Por MARCELA TALAMANTES CASILLAS
Claudia Sheinbaum Pardo ha convencido al pueblo de México de que una mujer puede dirigir al país. Así se unirá al grupo de mandatarias elegidas democráticamente desde la década de los noventa en Latinoamérica. Sin duda, que una mujer gane por primera vez la presidencia en México es un hecho histórico digno de celebrarse en un país donde el machismo ha fincado estereotipos y violencias. Ella misma lo ha dicho: su triunfo llega a 200 años del establecimiento de la República, y no es sino hasta ahora que existen condiciones para que una mujer sea elegida por la mayoría.
Miramos demasiado hacia el norte y celebramos con entusiasmo la elección de una presidenta en México antes que en Estados Unidos o Canadá. Sin embargo, varios países en América Latina nos han precedido en este aspecto, lo que plantea la inevitable pregunta de cómo nuestros vecinos del sur han desafiado el mandato patriarcal durante décadas. Por ejemplo, Nicaragua marcó el camino hace más de treinta años.
En Chile, Michelle Bachelet se coronó como la primera mujer elegida para ocupar la silla presidencial en dos ocasiones. Durante su primer mandato, de 2006 a 2010, su gobierno se centró en mejorar la protección social, impulsar el desarrollo económico y democratizar el sistema electoral. En su segundo mandato, de 2014 a 2018, la polémica sobre el aumento de la migración, principalmente haitiana, puso de manifiesto una sociedad carente de hospitalidad e indispuesta al enfoque humanitario de inclusión e integración regional que proponía la presidenta.
Argentina siguió los pasos del país con el que comparte frontera y, de 2007 a 2012, Cristina Fernández de Kirchner ejecutó su primer mandato. En Brasil, la economía más grande del continente, Dilma Vana Rousseff lideró el país de 2011 a 2016, con propuestas legislativas orientadas a combatir la pobreza extrema. Otros ejemplos en Centroamérica incluyen a Laura Chinchilla, presidenta de Costa Rica de 2010 a 2014 y a Iris Xiomara Castro Sarmiento, quien ocupa el mayor cargo en Honduras desde 2022.
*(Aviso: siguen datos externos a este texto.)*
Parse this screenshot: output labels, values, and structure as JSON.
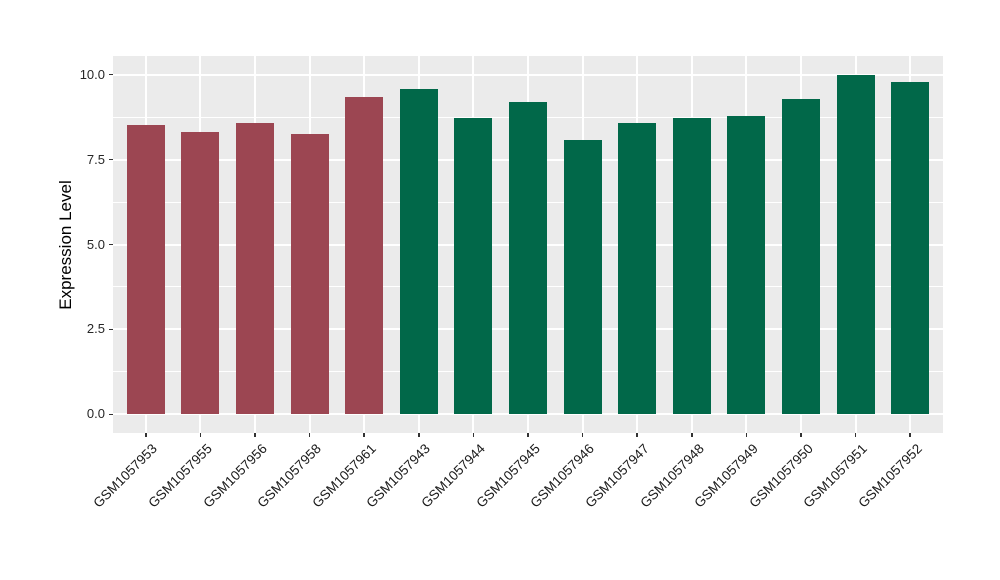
{
  "figure": {
    "background_color": "#FFFFFF",
    "panel_background_color": "#EBEBEB",
    "gridline_color": "#FFFFFF",
    "tick_color": "#333333",
    "axis_text_color": "#262626"
  },
  "chart_data": {
    "type": "bar",
    "title": "",
    "xlabel": "",
    "ylabel": "Expression Level",
    "categories": [
      "GSM1057953",
      "GSM1057955",
      "GSM1057956",
      "GSM1057958",
      "GSM1057961",
      "GSM1057943",
      "GSM1057944",
      "GSM1057945",
      "GSM1057946",
      "GSM1057947",
      "GSM1057948",
      "GSM1057949",
      "GSM1057950",
      "GSM1057951",
      "GSM1057952"
    ],
    "values": [
      8.53,
      8.3,
      8.57,
      8.24,
      9.33,
      9.58,
      8.71,
      9.2,
      8.08,
      8.58,
      8.72,
      8.79,
      9.27,
      10.0,
      9.77
    ],
    "colors": [
      "#9C4652",
      "#9C4652",
      "#9C4652",
      "#9C4652",
      "#9C4652",
      "#016849",
      "#016849",
      "#016849",
      "#016849",
      "#016849",
      "#016849",
      "#016849",
      "#016849",
      "#016849",
      "#016849"
    ],
    "group_colors": {
      "group1": "#9C4652",
      "group2": "#016849"
    },
    "ylim": [
      0,
      10.0
    ],
    "yticks": {
      "values": [
        0.0,
        2.5,
        5.0,
        7.5,
        10.0
      ],
      "labels": [
        "0.0",
        "2.5",
        "5.0",
        "7.5",
        "10.0"
      ]
    },
    "minor_yticks": [
      1.25,
      3.75,
      6.25,
      8.75
    ],
    "xtick_label_rotation_deg": 45,
    "grid": "horizontal major+minor, vertical major per category",
    "legend_position": "none"
  }
}
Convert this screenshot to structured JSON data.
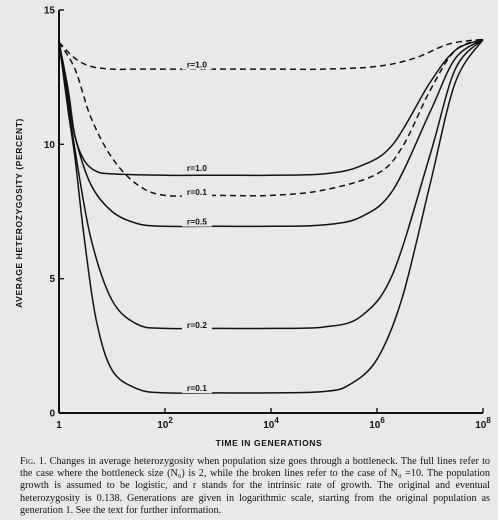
{
  "chart_data": {
    "type": "line",
    "xlabel": "TIME IN GENERATIONS",
    "ylabel": "AVERAGE HETEROZYGOSITY (PERCENT)",
    "x_scale": "log",
    "xlim": [
      1,
      100000000
    ],
    "ylim": [
      0,
      15
    ],
    "x_ticks": [
      {
        "value": 1,
        "label": "1",
        "exp": ""
      },
      {
        "value": 100,
        "label": "10",
        "exp": "2"
      },
      {
        "value": 10000,
        "label": "10",
        "exp": "4"
      },
      {
        "value": 1000000,
        "label": "10",
        "exp": "6"
      },
      {
        "value": 100000000,
        "label": "10",
        "exp": "8"
      }
    ],
    "y_ticks": [
      {
        "value": 0,
        "label": "0"
      },
      {
        "value": 5,
        "label": "5"
      },
      {
        "value": 10,
        "label": "10"
      },
      {
        "value": 15,
        "label": "15"
      }
    ],
    "series": [
      {
        "name": "r=1.0",
        "style": "dashed",
        "x": [
          1,
          2,
          4,
          10,
          30,
          100,
          1000,
          10000,
          100000,
          1000000,
          5000000,
          20000000,
          50000000,
          100000000
        ],
        "y": [
          13.8,
          13.2,
          12.9,
          12.8,
          12.8,
          12.8,
          12.8,
          12.8,
          12.8,
          12.9,
          13.2,
          13.7,
          13.85,
          13.9
        ]
      },
      {
        "name": "r=0.1",
        "style": "dashed",
        "x": [
          1,
          2,
          4,
          10,
          30,
          100,
          1000,
          10000,
          100000,
          1000000,
          3000000,
          10000000,
          30000000,
          100000000
        ],
        "y": [
          13.8,
          12.8,
          11.0,
          9.5,
          8.5,
          8.1,
          8.1,
          8.1,
          8.3,
          8.9,
          9.9,
          12.0,
          13.5,
          13.9
        ]
      },
      {
        "name": "r=1.0",
        "style": "solid",
        "x": [
          1,
          1.5,
          2,
          3,
          5,
          10,
          100,
          1000,
          10000,
          100000,
          500000,
          2000000,
          10000000,
          30000000,
          100000000
        ],
        "y": [
          13.8,
          12.0,
          10.3,
          9.4,
          9.0,
          8.9,
          8.85,
          8.85,
          8.85,
          8.9,
          9.2,
          10.0,
          12.3,
          13.5,
          13.9
        ]
      },
      {
        "name": "r=0.5",
        "style": "solid",
        "x": [
          1,
          1.5,
          2,
          4,
          10,
          30,
          100,
          1000,
          10000,
          100000,
          500000,
          2000000,
          10000000,
          30000000,
          100000000
        ],
        "y": [
          13.8,
          11.8,
          10.3,
          8.5,
          7.5,
          7.05,
          6.95,
          6.95,
          6.95,
          7.0,
          7.3,
          8.3,
          11.2,
          13.2,
          13.9
        ]
      },
      {
        "name": "r=0.2",
        "style": "solid",
        "x": [
          1,
          1.5,
          2,
          4,
          10,
          30,
          100,
          1000,
          10000,
          100000,
          500000,
          2000000,
          10000000,
          30000000,
          100000000
        ],
        "y": [
          13.8,
          11.5,
          9.8,
          6.5,
          4.2,
          3.3,
          3.15,
          3.15,
          3.15,
          3.2,
          3.6,
          5.2,
          9.6,
          12.8,
          13.9
        ]
      },
      {
        "name": "r=0.1",
        "style": "solid",
        "x": [
          1,
          1.5,
          2,
          3,
          5,
          10,
          30,
          100,
          1000,
          10000,
          100000,
          300000,
          1000000,
          3000000,
          10000000,
          30000000,
          100000000
        ],
        "y": [
          13.8,
          11.2,
          9.5,
          6.5,
          3.5,
          1.6,
          0.9,
          0.75,
          0.75,
          0.75,
          0.8,
          1.05,
          2.0,
          4.3,
          8.5,
          12.3,
          13.9
        ]
      }
    ],
    "annotations": [
      {
        "text": "r=1.0",
        "x": 400,
        "y": 12.9
      },
      {
        "text": "r=1.0",
        "x": 400,
        "y": 9.05
      },
      {
        "text": "r=0.1",
        "x": 400,
        "y": 8.15
      },
      {
        "text": "r=0.5",
        "x": 400,
        "y": 7.05
      },
      {
        "text": "r=0.2",
        "x": 400,
        "y": 3.2
      },
      {
        "text": "r=0.1",
        "x": 400,
        "y": 0.85
      }
    ]
  },
  "caption": {
    "label": "Fig. 1.",
    "text": "Changes in average heterozygosity when population size goes through a bottleneck. The full lines refer to the case where the bottleneck size (N₀) is 2, while the broken lines refer to the case of N₀ =10. The population growth is assumed to be logistic, and r stands for the intrinsic rate of growth. The original and eventual heterozygosity is 0.138. Generations are given in logarithmic scale, starting from the original population as generation 1. See the text for further information."
  }
}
De este modo, que las mujeres tengan altos cargos políticos es el resultado de una reconocida lucha histórica. No obstante, el mero hecho de que una mujer sea presidenta nunca será suficiente. Más allá de una visión reduccionista sobre la identidad sexo-genérica de nuestras gobernantes, anhelamos personas comprometidas con la transformación estructural de los modelos de gobernanza prevalecientes hacia versiones que posibiliten el bienestar, acceso a la justicia y expresiones de dignidad para la inmensa mayoría.
El gobierno de Claudia Sheinbaum se sumará al amplio abanico político trazado por sus homólogas latinoamericanas, y habrá que estudiar su mandato en ese contexto. También, tendrá que ejercer un responsable contraste de sus decisiones frente a la inaceptable realidad de feminicidios, transhomicidios, desapariciones, y desplazamiento forzoso, por nombrar algunas de las muchas urgencias que distinguen el presente de nuestro país. Además, habrá que insistir en la consolidación acuciosa del nombrado “sistema de cuidados” para atender de frente las enormes desigualdades y deudas que prevalecen ante las mayorías históricamente vulnerabilizadas.
En este escenario de violencia inconmensurable, los retos para cualquier persona que ocupe un cargo de elección popular son enormes. Por supuesto que emociona ver las posibilidades políticas de una mujer gobernante. Sin embargo, por más importante que sea el logro simbólico de que una mujer esté al frente del país, éste no será una verdadera victoria electoral hasta que existan políticas públicas que desestabilicen al sistema patriarcal, capitalista, racista, clasista y heterocisnormativo. Para alcanzar esto será necesario, también, reconocer la participación que podemos tener las mujeres reproduciendo las mismas lógicas sistémicas que quisiéramos desmantelar, en ocasiones de formas directas y en otras como participantes de sistemas impuestos que parecen inescapables.